Brent's Housing Crisis under the spotlight on Sunday

Victoria Hall in Wembley Park under construction - now occupied
Martin Cheesman, former Brent Director of Housing, warned more than a year ago that housing benefit cut would hit local families hard, with many families unable to afford the rents of housing in the area.

The cap comes into effect early next year but families are already being given notice to quit by private landlords and are having to be move into temporary accommodation, including bed and breakfast placements in hotels. The Brent Budget report to be discussed by the Council on Monday predicts this will make a significant impact on Brent's already depleted budget. Some families are having to move to Milton Keynes or even Birmingham to find affordable housing with a disruptive impact on the children's education.

Single people, and especially the vulnerable, will be badly hit by the Cap and will be required to share accommodation as Housing Benefit will not be enough to pat the rent on a one bedroomed property in the area.

The problem is compounded by developers reluctance to build affordable housing in the current economic and they have switched investment to other areas included the building of student accommodation in the Wembley Stadium area. In all there will be about 2,600 students in the Stadium area, about 10% of the population.

This could, with careful planning, have benefits for the area if amenities are provided locally that students will use and thus benefit the local economy. It could bring some much-needed creative political thinking into the borough, However if their needs are not addressed students will use amenities close to their colleges and Wembley will lose out ,with the blocks becoming little more than dormitories.

This is the accommodation, built, under way or planned: Victoria Hall, Opened September 2011 - 436 places; Quintin iQ, to be completed by Summer 2012 - 660 places; Dexion House - consent granted 14.06.11 - 661 places; Quintain NW Lands Planning Committee approved 12.05.11 subject to Section 106 agreement and GLA approval, 880 place

Clearly though if the building of affordable housing is put on the back-burner by Quintain and other developers, local families already on the waiting list will suffer as well as those made newly homeless. In the Spring council rents in Brent are likely to rise by 7%.

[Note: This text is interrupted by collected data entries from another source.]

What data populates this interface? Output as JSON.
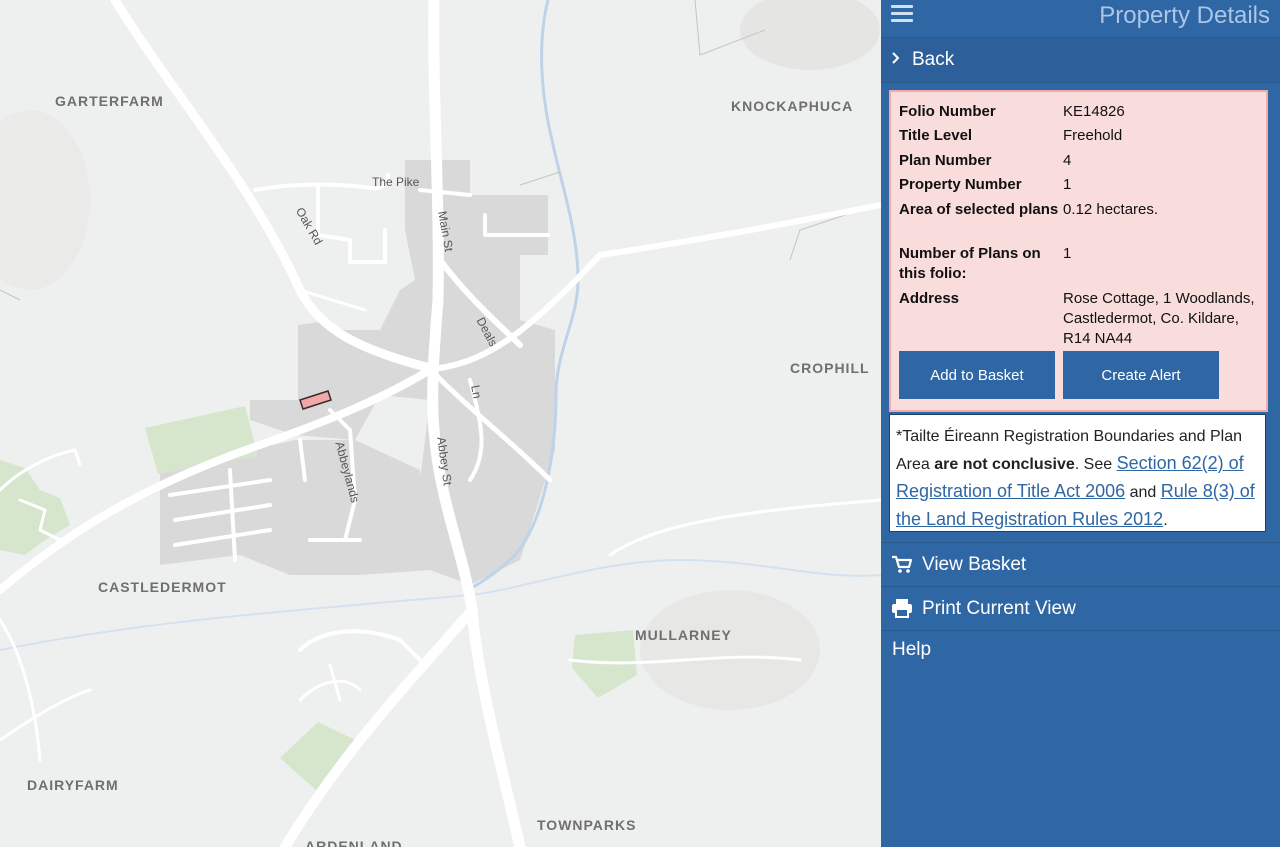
{
  "map": {
    "places": [
      "GARTERFARM",
      "KNOCKAPHUCA",
      "CROPHILL",
      "CASTLEDERMOT",
      "MULLARNEY",
      "DAIRYFARM",
      "TOWNPARKS",
      "ARDENLAND"
    ],
    "streets": [
      "The Pike",
      "Oak Rd",
      "Main St",
      "Deals",
      "Ln",
      "Abbeylands",
      "Abbey St"
    ]
  },
  "panel": {
    "title": "Property Details",
    "back_label": "Back",
    "details": {
      "folio_number_label": "Folio Number",
      "folio_number": "KE14826",
      "title_level_label": "Title Level",
      "title_level": "Freehold",
      "plan_number_label": "Plan Number",
      "plan_number": "4",
      "property_number_label": "Property Number",
      "property_number": "1",
      "area_label": "Area of selected plans",
      "area": "0.12 hectares.",
      "num_plans_label": "Number of Plans on this folio:",
      "num_plans": "1",
      "address_label": "Address",
      "address": "Rose Cottage, 1 Woodlands, Castledermot, Co. Kildare, R14 NA44"
    },
    "add_to_basket": "Add to Basket",
    "create_alert": "Create Alert",
    "notice": {
      "text1": "*Tailte Éireann Registration Boundaries and Plan Area ",
      "bold": "are not conclusive",
      "text2": ". See ",
      "link1": "Section 62(2) of Registration of Title Act 2006",
      "text3": " and ",
      "link2": "Rule 8(3) of the Land Registration Rules 2012",
      "text4": "."
    },
    "view_basket": "View Basket",
    "print_view": "Print Current View",
    "help": "Help"
  },
  "colors": {
    "panel_bg": "#2f66a4",
    "details_bg": "#f9dcdc",
    "details_border": "#efaaaa",
    "map_bg": "#eef0ef",
    "selected_parcel": "#f0a8aa"
  },
  "icons": [
    "hamburger-icon",
    "chevron-right-icon",
    "cart-icon",
    "printer-icon"
  ]
}
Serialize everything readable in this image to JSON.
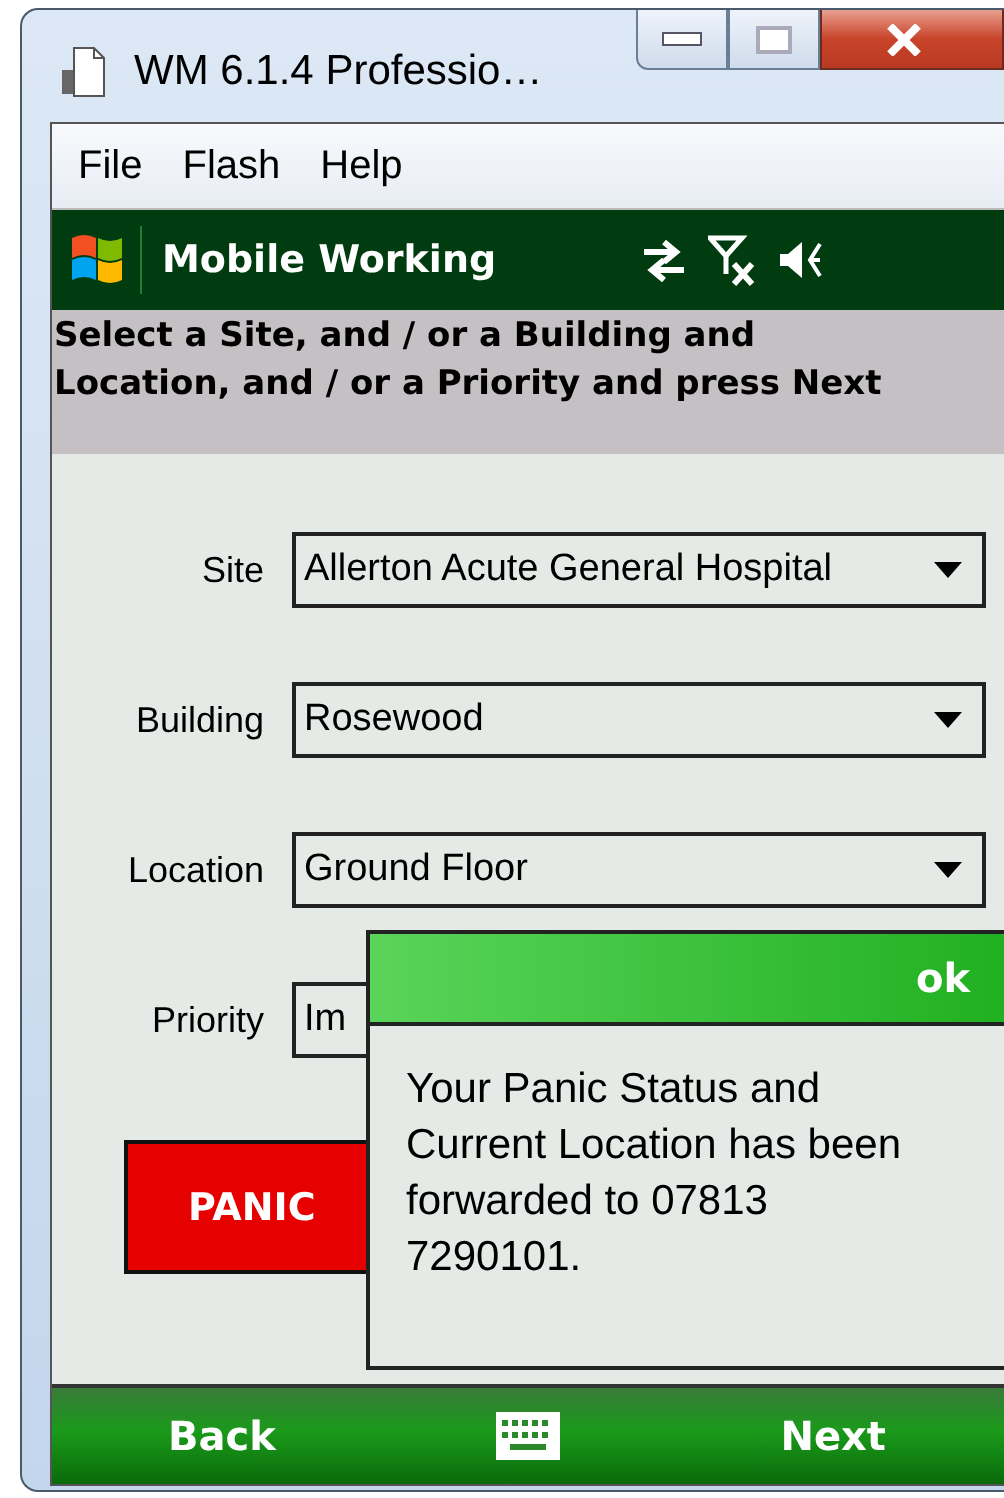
{
  "window": {
    "title": "WM 6.1.4 Professio…"
  },
  "menu": [
    "File",
    "Flash",
    "Help"
  ],
  "header": {
    "title": "Mobile Working"
  },
  "instruction": "Select a Site, and / or a Building and Location, and / or a Priority and press Next",
  "fields": [
    {
      "label": "Site",
      "value": "Allerton Acute General Hospital"
    },
    {
      "label": "Building",
      "value": "Rosewood"
    },
    {
      "label": "Location",
      "value": "Ground Floor"
    },
    {
      "label": "Priority",
      "value": "Im"
    }
  ],
  "panic_button": "PANIC",
  "dialog": {
    "button": "ok",
    "message": "Your Panic Status and Current Location has been forwarded to 07813 7290101."
  },
  "softkeys": {
    "left": "Back",
    "right": "Next"
  }
}
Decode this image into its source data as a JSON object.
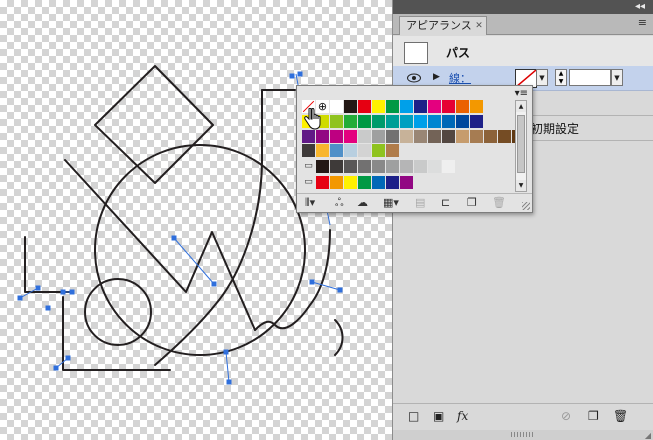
{
  "panel": {
    "tab_label": "アピアランス",
    "object_label": "パス",
    "stroke_label": "線：",
    "default_label": "初期設定"
  },
  "colors": {
    "panel_bg": "#d9d9d9",
    "selection_row": "#c3d2ec",
    "selection_handle": "#2f6fdc",
    "path_stroke": "#231f20"
  },
  "icons": {
    "eye": "eye-icon",
    "disclosure": "triangle-right-icon",
    "panel_menu": "hamburger-menu-icon",
    "add_stroke": "new-stroke-icon",
    "add_fill": "new-fill-icon",
    "fx": "fx-icon",
    "clear": "clear-appearance-icon",
    "duplicate": "duplicate-item-icon",
    "delete": "trash-icon",
    "swatch_library": "swatch-library-icon",
    "cc_library": "cc-library-icon",
    "swatch_kind": "show-swatch-kinds-icon",
    "swatch_options": "swatch-options-icon",
    "new_group": "new-color-group-icon",
    "new_swatch": "new-swatch-icon",
    "delete_swatch": "delete-swatch-icon"
  },
  "swatches": {
    "row1": [
      "none",
      "registration",
      "#ffffff",
      "#231815",
      "#e60012",
      "#fff100",
      "#009944",
      "#00a0e9",
      "#1d2088",
      "#e4007f",
      "#e60033",
      "#eb6100",
      "#f39800"
    ],
    "row2": [
      "#fff100",
      "#cfdb00",
      "#8fc31f",
      "#22ac38",
      "#009944",
      "#009b6b",
      "#009e96",
      "#00a0c1",
      "#00a0e9",
      "#0086d1",
      "#0068b7",
      "#00479d",
      "#1d2088"
    ],
    "row3": [
      "#601986",
      "#920783",
      "#be0081",
      "#e4007f",
      "#c9caca",
      "#9fa0a0",
      "#727171",
      "#c7b299",
      "#998675",
      "#736357",
      "#534741",
      "#c69c6d",
      "#a67c52"
    ],
    "row3b": [
      "#8c6239",
      "#754c24",
      "#603913"
    ],
    "row4": [
      "#3e3a39",
      "#f8b62d",
      "#4f90c8",
      "#b8cfe0",
      "#d3d3d3",
      "#8fc31f",
      "#b07c4a"
    ],
    "row5": [
      "#231815",
      "#3e3a39",
      "#595757",
      "#727171",
      "#898989",
      "#9fa0a0",
      "#b5b5b6",
      "#c9caca",
      "#dcdddd",
      "#efefef"
    ],
    "row6": [
      "#e60012",
      "#f39800",
      "#fff100",
      "#009944",
      "#0068b7",
      "#1d2088",
      "#920783"
    ]
  }
}
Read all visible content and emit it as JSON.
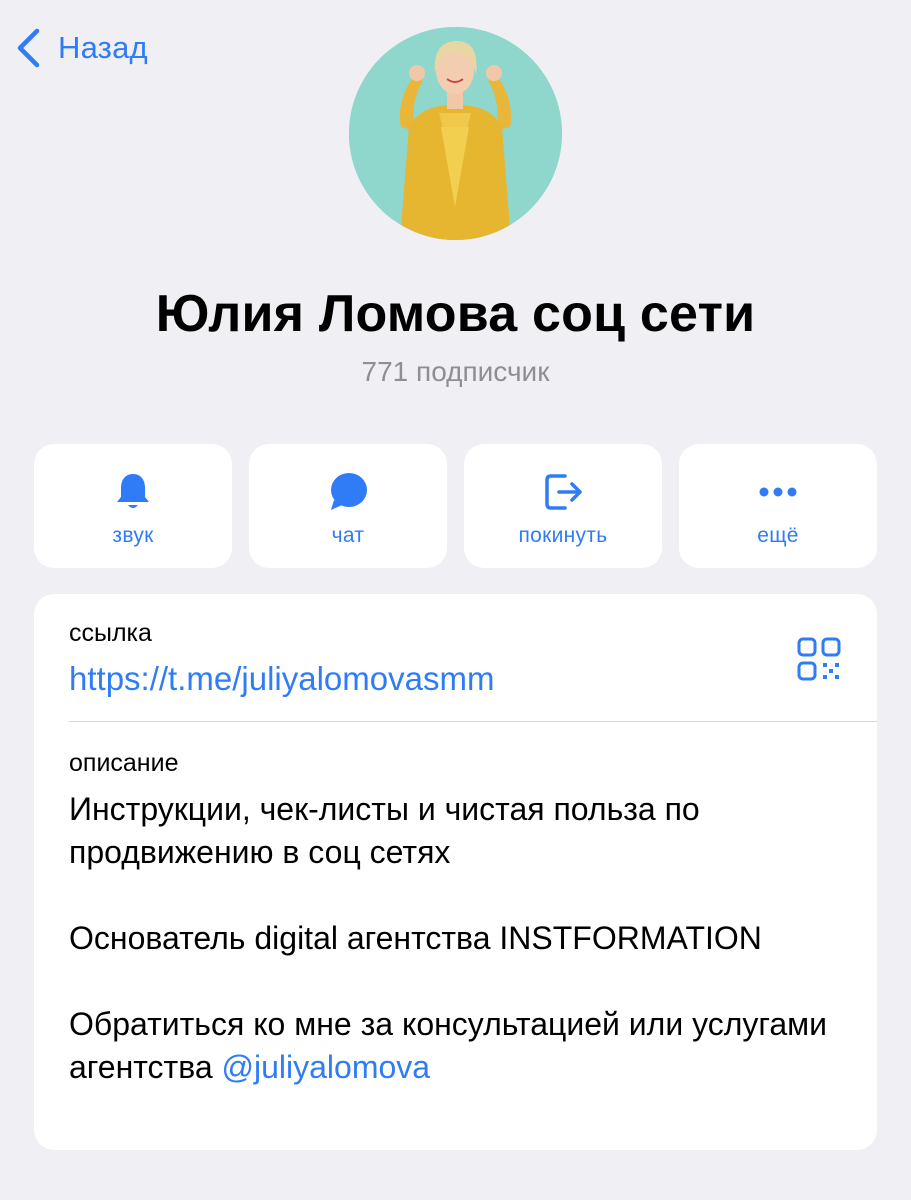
{
  "nav": {
    "back_label": "Назад"
  },
  "channel": {
    "title": "Юлия Ломова соц сети",
    "subscribers": "771 подписчик"
  },
  "actions": [
    {
      "label": "звук",
      "icon": "bell-icon"
    },
    {
      "label": "чат",
      "icon": "chat-bubble-icon"
    },
    {
      "label": "покинуть",
      "icon": "leave-icon"
    },
    {
      "label": "ещё",
      "icon": "more-dots-icon"
    }
  ],
  "info": {
    "link_label": "ссылка",
    "link_url": "https://t.me/juliyalomovasmm",
    "description_label": "описание",
    "description": {
      "line1": "Инструкции, чек-листы и чистая польза по продвижению в соц сетях",
      "line2": "Основатель digital агентства INSTFORMATION",
      "line3_text": "Обратиться ко мне за консультацией или услугами агентства ",
      "line3_mention": "@juliyalomova"
    }
  },
  "colors": {
    "accent": "#2f7cf6",
    "background": "#efeff4",
    "card": "#ffffff",
    "muted": "#8e8e93"
  }
}
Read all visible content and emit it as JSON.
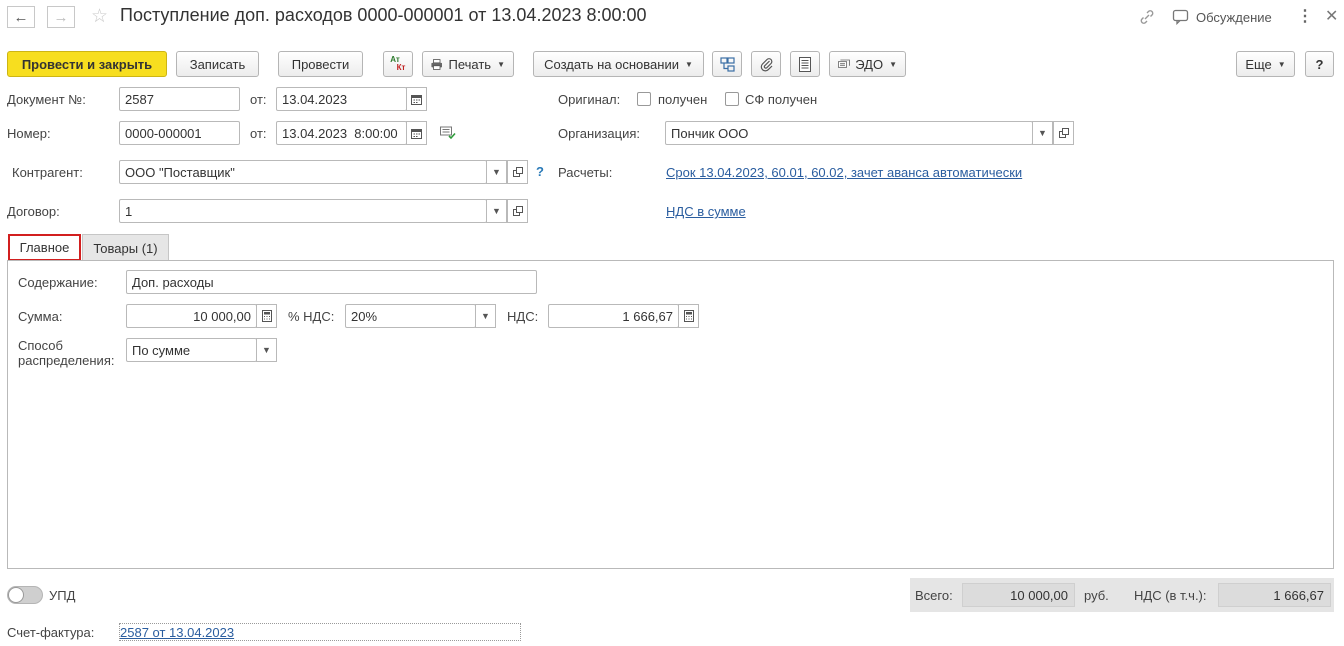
{
  "window": {
    "title": "Поступление доп. расходов 0000-000001 от 13.04.2023 8:00:00",
    "discussion_label": "Обсуждение"
  },
  "toolbar": {
    "post_close": "Провести и закрыть",
    "save": "Записать",
    "post": "Провести",
    "dt_kt_top": "Ат",
    "dt_kt_bottom": "Кт",
    "print": "Печать",
    "create_based": "Создать на основании",
    "edo": "ЭДО",
    "more": "Еще",
    "help": "?"
  },
  "header": {
    "doc_no_label": "Документ №:",
    "doc_no_value": "2587",
    "from_label": "от:",
    "doc_date": "13.04.2023",
    "number_label": "Номер:",
    "number_value": "0000-000001",
    "number_datetime": "13.04.2023  8:00:00",
    "original_label": "Оригинал:",
    "received_label": "получен",
    "sf_received_label": "СФ получен",
    "org_label": "Организация:",
    "org_value": "Пончик ООО",
    "counterparty_label": "Контрагент:",
    "counterparty_value": "ООО \"Поставщик\"",
    "counterparty_help": "?",
    "settlements_label": "Расчеты:",
    "settlements_link": "Срок 13.04.2023, 60.01, 60.02, зачет аванса автоматически",
    "contract_label": "Договор:",
    "contract_value": "1",
    "vat_link": "НДС в сумме"
  },
  "tabs": [
    {
      "label": "Главное",
      "active": true
    },
    {
      "label": "Товары (1)",
      "active": false
    }
  ],
  "main": {
    "content_label": "Содержание:",
    "content_value": "Доп. расходы",
    "sum_label": "Сумма:",
    "sum_value": "10 000,00",
    "vat_rate_label": "% НДС:",
    "vat_rate_value": "20%",
    "vat_label": "НДС:",
    "vat_value": "1 666,67",
    "dist_label_1": "Способ",
    "dist_label_2": "распределения:",
    "dist_value": "По сумме"
  },
  "footer": {
    "upd_label": "УПД",
    "total_label": "Всего:",
    "total_value": "10 000,00",
    "currency": "руб.",
    "vat_incl_label": "НДС (в т.ч.):",
    "vat_incl_value": "1 666,67",
    "invoice_label": "Счет-фактура:",
    "invoice_link": "2587 от 13.04.2023"
  },
  "colors": {
    "primary_button": "#f7de1f",
    "link": "#2a5d9f",
    "active_tab_border": "#d21f1f"
  }
}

On Sunday Barry Gardiner MP is holding a public meeting on the housing crisis at 3pm on Sunday at Brent Town Hall.  The meeting with examine standards, costs and availability in private rented housing.

The debate on Sunday will discuss the likely impact on vulnerable private tenants in light of the coalition government’s Housing Benefit caps. It will also focus on the impact of current rent rates and housing conditions on low-waged people in work, particularly young people and students, who are finding it increasingly difficult to save for a property of their own as a result of ever increasing rent rates.

Speakers at the event will include Chris Williamson MP, shadow minister for Communities and Local Government, Jacky Peacock, director of the Brent Private Tenants Rights Group, and Navin Shah, London Assembly Member for Brent and Harrow.

The meeting will start at 3pm in Committee Rooms 1-3.